Gargantua and Pantagruel, wise
are the giants, and we men but geraniums
above whom a boy king reared his head.
Like the gold leaf and Dutch leaf
on gingerbread, men shine, aspire,
are eaten like children by titans. Men
are tatterdemalions of rag and glass,
are tasseled for love and augury,
sleep near agrarian berms with one eye ever
open, another turned inward
on the dream’s rhododendron onslaught.
We men are but children of a larger
growth.

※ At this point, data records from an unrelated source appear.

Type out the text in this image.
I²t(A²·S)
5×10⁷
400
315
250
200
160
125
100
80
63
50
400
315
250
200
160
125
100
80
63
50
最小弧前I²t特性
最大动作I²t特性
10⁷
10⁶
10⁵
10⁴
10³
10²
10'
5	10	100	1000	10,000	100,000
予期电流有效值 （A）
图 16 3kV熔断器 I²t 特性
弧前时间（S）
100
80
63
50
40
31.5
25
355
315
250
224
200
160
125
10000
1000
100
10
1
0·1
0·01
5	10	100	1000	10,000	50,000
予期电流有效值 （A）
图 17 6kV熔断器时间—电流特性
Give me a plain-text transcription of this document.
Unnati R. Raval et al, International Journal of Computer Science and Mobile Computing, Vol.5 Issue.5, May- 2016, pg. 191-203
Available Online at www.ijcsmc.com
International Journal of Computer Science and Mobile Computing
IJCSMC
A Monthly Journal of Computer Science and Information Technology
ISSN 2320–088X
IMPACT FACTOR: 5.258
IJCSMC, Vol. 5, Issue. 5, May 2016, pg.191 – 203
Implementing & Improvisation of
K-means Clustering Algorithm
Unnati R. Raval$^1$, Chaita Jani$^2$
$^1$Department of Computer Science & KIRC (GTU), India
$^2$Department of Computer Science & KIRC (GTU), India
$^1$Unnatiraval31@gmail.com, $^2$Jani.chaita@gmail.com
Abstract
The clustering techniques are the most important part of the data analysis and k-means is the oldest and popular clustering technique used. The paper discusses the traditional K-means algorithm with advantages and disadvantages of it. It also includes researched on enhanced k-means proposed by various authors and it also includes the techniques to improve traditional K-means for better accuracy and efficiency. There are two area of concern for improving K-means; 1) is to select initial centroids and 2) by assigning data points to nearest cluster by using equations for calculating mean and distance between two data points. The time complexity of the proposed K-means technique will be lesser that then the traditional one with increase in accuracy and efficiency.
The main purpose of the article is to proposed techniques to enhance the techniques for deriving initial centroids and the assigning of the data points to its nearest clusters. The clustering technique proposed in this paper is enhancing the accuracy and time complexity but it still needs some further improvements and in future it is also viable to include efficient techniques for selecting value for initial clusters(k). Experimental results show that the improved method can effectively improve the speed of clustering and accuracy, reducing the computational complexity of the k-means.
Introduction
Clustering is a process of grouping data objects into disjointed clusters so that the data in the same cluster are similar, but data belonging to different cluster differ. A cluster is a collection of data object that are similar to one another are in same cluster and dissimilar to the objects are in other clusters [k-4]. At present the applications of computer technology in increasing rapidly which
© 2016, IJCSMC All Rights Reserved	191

I have plucked a mandrake,
an arrowroot, a tome of instinct
with pages wet with summer dew.
You can quaff rainwater through an aperture
formed by intersecting stalks of marjoram.
The sallow, umbrella-colored sky
is whispering to Panurge
veiled references to some wrongdoing,
hammering folkloricly on Comstock’s ingots,
like a boilermaker in an engine shop.
Let the Rhine maidens float downstream
like green tea bottles toward the gold
that awaits them at the source of dawn.

 

 

—-

 

 

Geoffrey Nutter lives and works in New York City. His books are A Summer Evening, Water’s Leave & Other Poems, and Christopher Sunset.